Obviously, it can be seen from the experimental results that the ILD algorithm has a better improvement than the LD algorithm in each evaluation value (+17.76% over LD by average F1 score, +24.53% over LD by average Precision). On the other hand, our method has higher precision than baseline methods (+18.3% over SC, +8.51% over HAC by the average Precision value).

According to the name similarity matching, the number of names existing in each name set as follows (Table 4):

Table 4. Evaluation dataset.

In this paper, we considered several baseline methods based on Hierarchical Agglomerative Clustering (HAC) [23, 24] and single-clustering (SC) [20]. SC only uses the feature of collaborator for disambiguation. HAC uses Jaccard Similarity and ILD Similarity algorithms with the feature of author’s name, affiliation, and collaborator. For a fair comparison, we use the same threshold for the same attribute feature. For each feature, we compare and select the thresholds to ensure that the highest recall rate based on the precision as high as possible. Table 5 gives the threshold values of features.

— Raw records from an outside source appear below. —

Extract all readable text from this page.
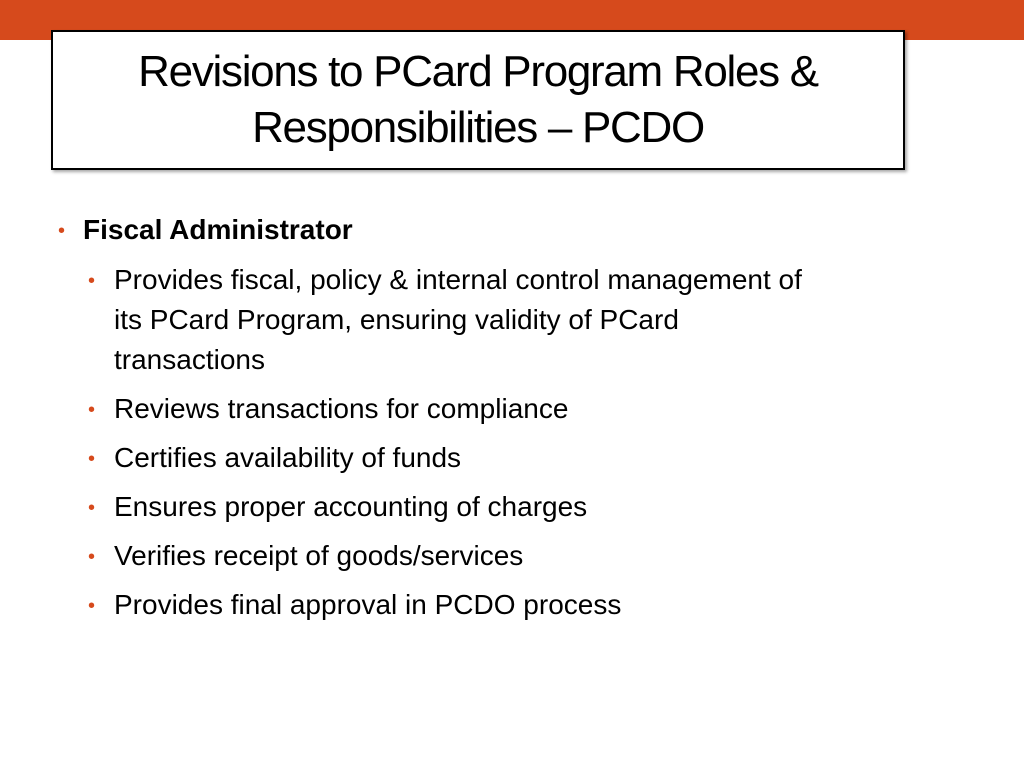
Revisions to PCard Program Roles & Responsibilities – PCDO
• Fiscal Administrator
• Provides fiscal, policy & internal control management of its PCard Program, ensuring validity of PCard transactions
• Reviews transactions for compliance
• Certifies availability of funds
• Ensures proper accounting of charges
• Verifies receipt of goods/services
• Provides final approval in PCDO process
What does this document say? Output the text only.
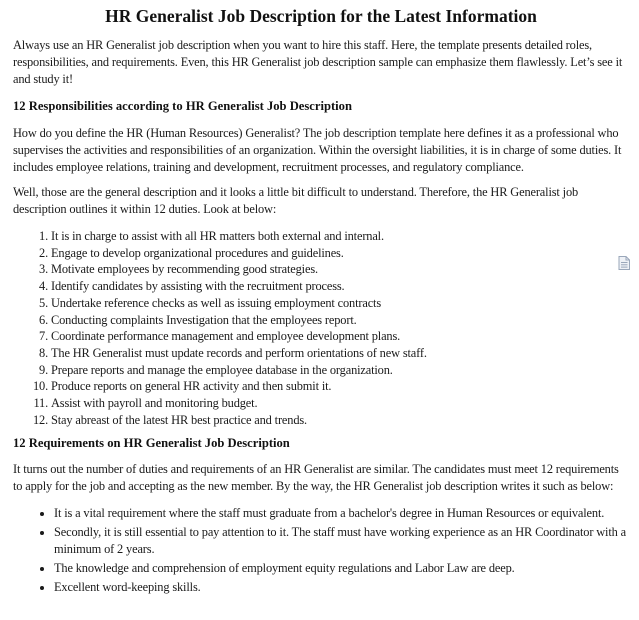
HR Generalist Job Description for the Latest Information

Always use an HR Generalist job description when you want to hire this staff. Here, the template presents detailed roles, responsibilities, and requirements. Even, this HR Generalist job description sample can emphasize them flawlessly. Let’s see it and study it!

12 Responsibilities according to HR Generalist Job Description

How do you define the HR (Human Resources) Generalist? The job description template here defines it as a professional who supervises the activities and responsibilities of an organization. Within the oversight liabilities, it is in charge of some duties. It includes employee relations, training and development, recruitment processes, and regulatory compliance.

Well, those are the general description and it looks a little bit difficult to understand. Therefore, the HR Generalist job description outlines it within 12 duties. Look at below:

1. It is in charge to assist with all HR matters both external and internal.
2. Engage to develop organizational procedures and guidelines.
3. Motivate employees by recommending good strategies.
4. Identify candidates by assisting with the recruitment process.
5. Undertake reference checks as well as issuing employment contracts
6. Conducting complaints Investigation that the employees report.
7. Coordinate performance management and employee development plans.
8. The HR Generalist must update records and perform orientations of new staff.
9. Prepare reports and manage the employee database in the organization.
10. Produce reports on general HR activity and then submit it.
11. Assist with payroll and monitoring budget.
12. Stay abreast of the latest HR best practice and trends.
12 Requirements on HR Generalist Job Description

It turns out the number of duties and requirements of an HR Generalist are similar. The candidates must meet 12 requirements to apply for the job and accepting as the new member. By the way, the HR Generalist job description writes it such as below:

• It is a vital requirement where the staff must graduate from a bachelor's degree in Human Resources or equivalent.
• Secondly, it is still essential to pay attention to it. The staff must have working experience as an HR Coordinator with a minimum of 2 years.
• The knowledge and comprehension of employment equity regulations and Labor Law are deep.
• Excellent word-keeping skills.
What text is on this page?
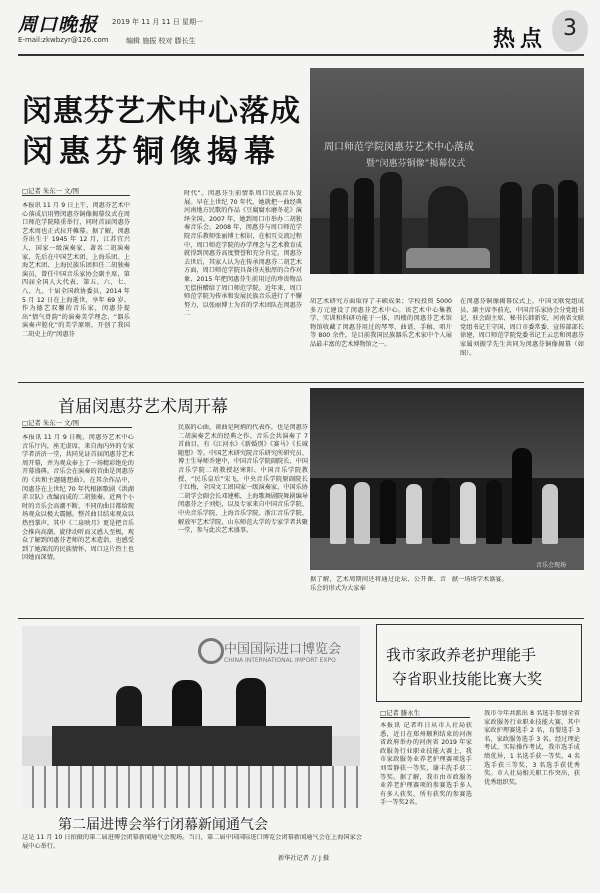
周口晚报
E-mail:zkwbzyr@126.com
2019 年 11 月 11 日 星期一
编辑 施振 校对 滕长生	热点 3
闵惠芬艺术中心落成
闵惠芬铜像揭幕	周口师范学院闵惠芬艺术中心落成
暨“闵惠芬铜像”揭幕仪式
□记者 朱东一 文/图
本报讯 11 月 9 日上午，闵惠芬艺术中心落成启用暨闵惠芬铜像揭幕仪式在周口师范学院隆重举行，同时首届闵惠芬艺术周也正式拉开帷幕。据了解，闵惠芬出生于 1945 年 12 月，江苏宜兴人，国家一级演奏家，著名二胡演奏家，先后在中国艺术团、上海乐团、上海艺术团、上海民族乐团担任二胡独奏演员，曾任中国音乐家协会副主席，第四届全国人大代表、第五、六、七、八、九、十届全国政协委员，2014 年 5 月 12 日在上海逝世，享年 69 岁。作为德艺双馨的音乐家，闵惠芬提出“情气骨韵”的演奏美学理念、“器乐演奏声腔化”的美学原则，开创了我国二胡史上的“闵惠芬
时代”。闵惠芬生前情系周口民族音乐发展。早在上世纪 70 年代，她就把一曲经典河南地方民歌的作品《豆腐腐水磨冬花》演绎全国。2007 年，她到周口市举办二胡独奏音乐会。2008 年，闵惠芬与周口师范学院音乐教师张丽博士相识，在相互交流过程中，周口师范学院的办学理念与艺术教育成就得到闵惠芬高度赞誉和充分肯定。闵惠芬去世后，其家人认为在传承闵惠芬二胡艺术方面，周口师范学院具备得天独厚的合作对象，2015 年把闵惠芬生前用过的珍贵物品无偿捐赠给了周口师范学院。近年来，周口师范学院为传承和发展民族音乐进行了不懈努力，以张丽博士为首的学术团队在闵惠芬二
胡艺术研究方面取得了丰硕成果；学校投资 5000 多万元建设了闵惠芬艺术中心。该艺术中心集教学、实训和科研功能于一体，四楼的闵惠芬艺术馆物馆收藏了闵惠芬用过的琴琴、曲谱、手稿、唱片等 800 余件，是目前我国民族器乐艺术家中个人展品最丰富的艺术博物馆之一。
在闵惠芬铜像揭幕仪式上，中国文联党组成员、副主席李前光，中国音乐家协会分党组书记、驻会副主席、秘书长韩新安，河南省文联党组书记王守国，周口市委常委、宣传部部长徐建，周口师范学院党委书记王云忠和闵惠芬家属刘振学先生共同为闵惠芬铜像揭幕（如图）。
首届闵惠芬艺术周开幕
□记者 朱东一 文/图
本报讯 11 月 9 日晚，闵惠芬艺术中心音乐厅内，座无虚席，来自海内外的专家学者济济一堂，共同见证首届闵惠芬艺术周开幕，并为观众奉上了一场精彩绝伦的开幕盛典。音乐会在演奏的首曲是闵惠芬的《共和主题随想曲》。在其余作品中，闵惠芬在上世纪 70 年代根据歌剧《洪湖赤卫队》改编而成的二胡独奏。近两个小时的音乐会高潮不断，不同的曲目都给现场观众以极大震撼。整首曲目结束观众以热烈掌声。其中《二泉映月》更是把音乐会推向高潮，旋律动听而又感人至极，观众了解到闵惠芬老师的艺术造诣，也感受到了她深沉的民族情怀，周口这片热土也因她而深情。
民族的心曲，谈曲是阿炳的代表作，也是闵惠芬二胡演奏艺术的经典之作。音乐会共演奏了 7 首曲目，有《江河水》《新婚别》《赛马》《长城随想》等。中国艺术研究院音乐研究所研究员、博士生导师乔建中，中国音乐学院副院长、中国音乐学院二胡教授赵寒阳、中国音乐学院教授、“民乐皇后”宋飞，中央音乐学院原副院长于红梅，全国文工团国家一级演奏家、中国乐协二胡学会副会长邓建栋，上海歌舞剧院舞剧编导闵惠芬之子刘炬，以及专家来自中国音乐学院、中央音乐学院、上海音乐学院、浙江音乐学院、解放军艺术学院、山东师范大学的专家学者共聚一堂，参与此次艺术盛事。
音乐会现场
据了解，艺术周期间还将通过论坛、公开课、音乐会的形式为大家奉
献一场场学术盛宴。
中国国际进口博览会
CHINA INTERNATIONAL IMPORT EXPO
第二届进博会举行闭幕新闻通气会
这是 11 月 10 日拍摄的第二届进博会闭幕新闻通气会现场。当日，第二届中国国际进口博览会闭幕新闻通气会在上海国家会展中心举行。
新华社记者 万 J 摄
我市家政养老护理能手
夺省职业技能比赛大奖
□记者 滕永生
本报讯 记者昨日从市人社局获悉，近日在郑州顺利结束的河南省政府举办的河南省 2019 年家政服务行业职业技能大赛上，我市家政服务业养老护理赛项选手刘雪静获一等奖，谢丰洗手获二等奖。据了解，我市由市政服务业养老护理赛项的参赛选手多人有多人获奖，所有获奖的参赛选手一等奖2名。
我市今年共派出 8 名选手参加全省家政服务行业职业技能大赛，其中家政护理赛选手 2 名，育婴选手 3 名，家政服务选手 3 名。经过理论考试、实际操作考试，我市选手成绩优异，1 名选手获一等奖，4 名选手获三等奖，3 名选手获优秀奖。市人社局相关职工作突出，获优秀组织奖。
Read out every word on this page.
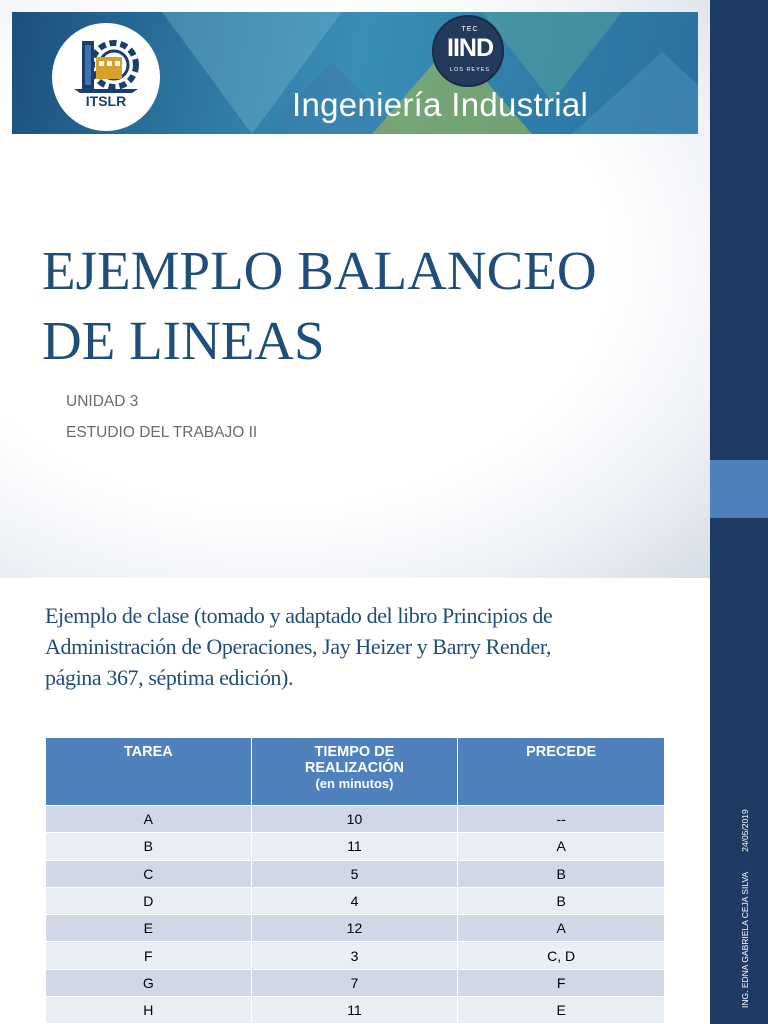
ITSLR
TEC
IIND
LOS REYES
Ingeniería Industrial
EJEMPLO BALANCEO
DE LINEAS
UNIDAD 3
ESTUDIO DEL TRABAJO II
ING. EDNA GABRIELA CEJA SILVA24/05/2019
Ejemplo de clase (tomado y adaptado del libro Principios de
Administración de Operaciones, Jay Heizer y Barry Render,
página 367, séptima edición).
TAREA	TIEMPO DE
REALIZACIÓN
(en minutos)	PRECEDE
A	10	--
B	11	A
C	5	B
D	4	B
E	12	A
F	3	C, D
G	7	F
H	11	E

Table 5. Threshold values of features.

Table 6 gives the results of some examples in the data set. Obviously, our method outperforms the baseline method in name disambiguation (+21.45% over SC, +9.48% over HAC by average F1 score). On the other hand, our method has higher precision than baseline methods (+18.3% over SC, +8.51% over HAC by the average Precision value).

Table 6. Results of name disambiguation.

5 Conclusion and Discussion

Name Disambiguation in the digital library is an important task because different authors can share the same name, and an author can have many name variant. This paper mainly proposes an algorithm called Author Name Disambiguation based on Molecular Cross Clustering (ANDMC). We have also explored a string matching algorithm called Improved Levenshtein Distance (ILD). Experimental results indicate that the proposed method significantly outperforms the baseline methods. It’s performance in the problem of name coreference is quite satisfying. Meanwhile, we solve the problem of matching between two same strings with different writing format. In the future, we will pay more attention to the speed of the algorithm and improve the efficiency of the algorithm.